MADANINEWS.ID, Jakarta–Majelis Ulama Indonesia (MUI) memberikan arahan dalam rapat dewan pimpinan MUI Selasa, (8/1) lalu. Hal itu dalam rangka menghadapi pemilihan legislatif (Pileg) dan pemilihan Presiden (Pilpres) bulan april yang akan datang
Sekretaris Jenderal (Sekjend) Majelis Ulama Indonesia (MUI) Anwar Abbas mengatakan, masing-masing anggota pimpinan dipersilahkan saja untuk mendukung, memperjuangkan dan memilih salah satu calon atau paslon yang disukai dan didukungnya tetapi jangan membawa nama organisasi MUI.
“Hal ini, agar solidaritas diantara pimpinan MUI tetap dapat terjaga dan terpelihara maka di dalam memperjuangkan dan menyalurkan aspirasinya seluruh personalia pimpinan MUI agar tetap menjaga ukhuwah Islamiyah dan atau persatuan dan kesatuan,” ujarnya Kamis (10/1).
Untuk itu, kata Anwar MUI mengimbau kepada para anggota pimpinan dan kepada semua pihak untuk saling menghormat dan tidak saling jelek menjelekkan antara satu dengan lainnya agar jangan sampai terjadi kontestasi yang diselenggarakan satu kali dalam lima tahun ini akan merusak hubungan persaudaraan yang harus dan wajib dibangun dan dipertahankan untuk selama-lamanya.

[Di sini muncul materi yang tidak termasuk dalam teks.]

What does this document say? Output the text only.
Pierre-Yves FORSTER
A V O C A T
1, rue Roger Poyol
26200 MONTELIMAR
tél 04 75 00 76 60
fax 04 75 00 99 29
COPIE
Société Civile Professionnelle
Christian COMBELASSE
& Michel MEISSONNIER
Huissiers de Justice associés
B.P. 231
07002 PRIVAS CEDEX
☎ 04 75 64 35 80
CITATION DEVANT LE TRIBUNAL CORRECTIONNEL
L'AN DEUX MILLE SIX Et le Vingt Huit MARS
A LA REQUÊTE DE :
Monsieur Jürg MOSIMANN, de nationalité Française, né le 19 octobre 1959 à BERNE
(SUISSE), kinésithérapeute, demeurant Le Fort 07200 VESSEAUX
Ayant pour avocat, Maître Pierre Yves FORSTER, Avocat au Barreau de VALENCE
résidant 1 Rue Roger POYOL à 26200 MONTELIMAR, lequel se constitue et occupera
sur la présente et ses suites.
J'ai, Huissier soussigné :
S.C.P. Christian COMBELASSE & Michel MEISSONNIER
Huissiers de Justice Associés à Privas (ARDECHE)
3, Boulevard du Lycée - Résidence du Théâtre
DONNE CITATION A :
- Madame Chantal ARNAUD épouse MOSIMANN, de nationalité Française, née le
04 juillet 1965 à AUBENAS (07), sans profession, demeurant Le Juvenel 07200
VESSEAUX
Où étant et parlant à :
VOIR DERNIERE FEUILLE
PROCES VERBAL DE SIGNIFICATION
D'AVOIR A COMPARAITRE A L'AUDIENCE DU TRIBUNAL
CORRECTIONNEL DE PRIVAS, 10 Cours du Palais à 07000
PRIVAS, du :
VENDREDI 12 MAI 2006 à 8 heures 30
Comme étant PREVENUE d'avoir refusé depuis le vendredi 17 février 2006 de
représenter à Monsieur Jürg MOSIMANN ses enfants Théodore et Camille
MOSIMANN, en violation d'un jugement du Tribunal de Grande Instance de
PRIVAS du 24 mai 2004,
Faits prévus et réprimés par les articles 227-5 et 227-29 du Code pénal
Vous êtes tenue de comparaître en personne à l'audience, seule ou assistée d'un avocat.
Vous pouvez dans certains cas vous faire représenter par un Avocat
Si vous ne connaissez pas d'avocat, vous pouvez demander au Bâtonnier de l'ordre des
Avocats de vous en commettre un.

“Dalam pileg dan pilpres ini tauhidul ummah dan atau persatuan dan kesatuan umat tetap dapat terjaga dan terpelihara maka, seluruh personal pimpinan MUI harus bisa membangun dan mengembangkan sikap tawadud dan tarohum atau sikap saling mencintai dan saling menyayangi di kalangan umat dan warga bangsa,” ungkapnya.
Selain itu, juga dapat menjauhkan sikap taghadhub dan tahasud atau saling marah, membenci agar persatuan kesatuan diantara umat dan warga bangsa di negeri tetap terjaga dan terpelihara sehingga pembangunan yang kita jalankan dapat terselenggara sesuai dengan yang diharapkan. Tio/Kontributor.